C’est en Inde que Wardle apprends comment améliorer les techniques d’impression au bloc et certaines teintures végétales. Il a également utilisé des motifs orientaux historiques pour son travail, collectés à la fois à partir de sources imprimées et d’objets collectés lors de ses voyages à l’étranger. Ce motif avec sa coloration chaude de bruns et de rouges rouille est clairement influencé par le design indien.

La soie tussore est produite par un ver vivant dans les forêts. Ses fibres sont plus courtes que celles de la soie traditionnelle de culture. Elle possède une brillance dorée matte naturelle et une texture plus marquée.
Le tissu de base en soie de tussore est naturellement beige. C’est en 1877 que Thomas réussi à trouver comment utiliser des teintures végétales et minérales permettant de teindre la soie avec n’importe quelle nuance requise.

Tissu d’ameublement, 1885-90,70 x 80.5 cm / T.275-1965 © Victoria and Albert Museum, Londres

Comme de nombreux modèles Arts and Crafts, cet imprimé de bourgeons de chrysanthème et de feuilles s’inspire des formes et des couleurs des fleurs du jardin. Le chrysanthème est également un motif très utilisé dans le design japonais et Wardle était très intéressé par les motifs orientaux, voyageant beaucoup pour recueillir des idées.

Il donne à sa femme Elizabeth quelques brins de soie tussore et lui demande de concevoir une nouvelle forme de broderie, dans l’espoir d’encourager les brodeuses à utiliser ses soies. Les teintures produisent des tons presque inaltérables, clairs, doux et brillants, qui contrastent fortement avec les nuances dures de l’aniline ou des laines teintées chimiquement utilisées dans les broderies de Berlin. Elizabeth est déjà connue pour son habileté à mélanger les couleurs et pour ses talents de brodeuse.

En 1879, elle, met sur pied une école de broderie. Tout en permettant de mettre en valeur les produits fabriqués par son mari, elle offre aux femmes en difficultés financières un moyen « digne » de gagner leur vie.
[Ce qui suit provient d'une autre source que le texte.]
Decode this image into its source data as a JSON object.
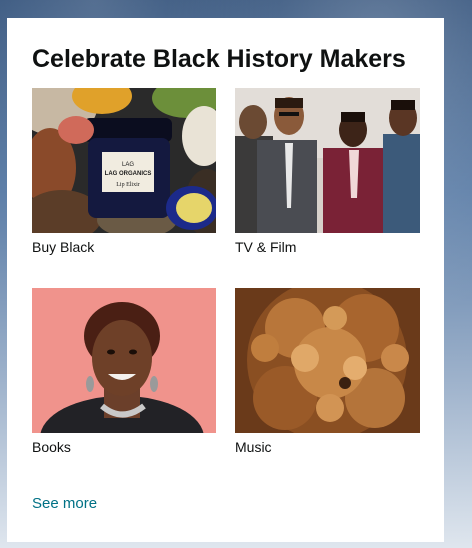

Tapis, 1880, 67.5 x 51 cm / 4554(IS) © Victoria and Albert Museum, Londres

Les fleurs ont des clous métalliques attachés au centre et sont bordées de fils d’or. Le dos est en soie de tussar écru, imprimé d’un motif floral de Thomas Wardle en ocre jaune. Franges en soie couleur or.

Elizabeth pose les bases d’une broderie unique : les œuvres utilisent de la soie toussur légèrement moulinée travaillée en différentes épaisseurs, une petite variété de points pour produire des textures et des ombrages variés, et la pose de fils d’or (et parfois de paillettes) en provenance de Chine ou du Japon.
Des brodeurs qualifiés avec un bon sens du design pouvaient créer des broderies très originales qui étaient loin d’être des copies directes du motif imprimé.
La Société organise également la vente de kits de broderie complets par la poste, avec un coin déjà brodé servant d’exemple (on retrouve cette manière de faire chez Morris et Co).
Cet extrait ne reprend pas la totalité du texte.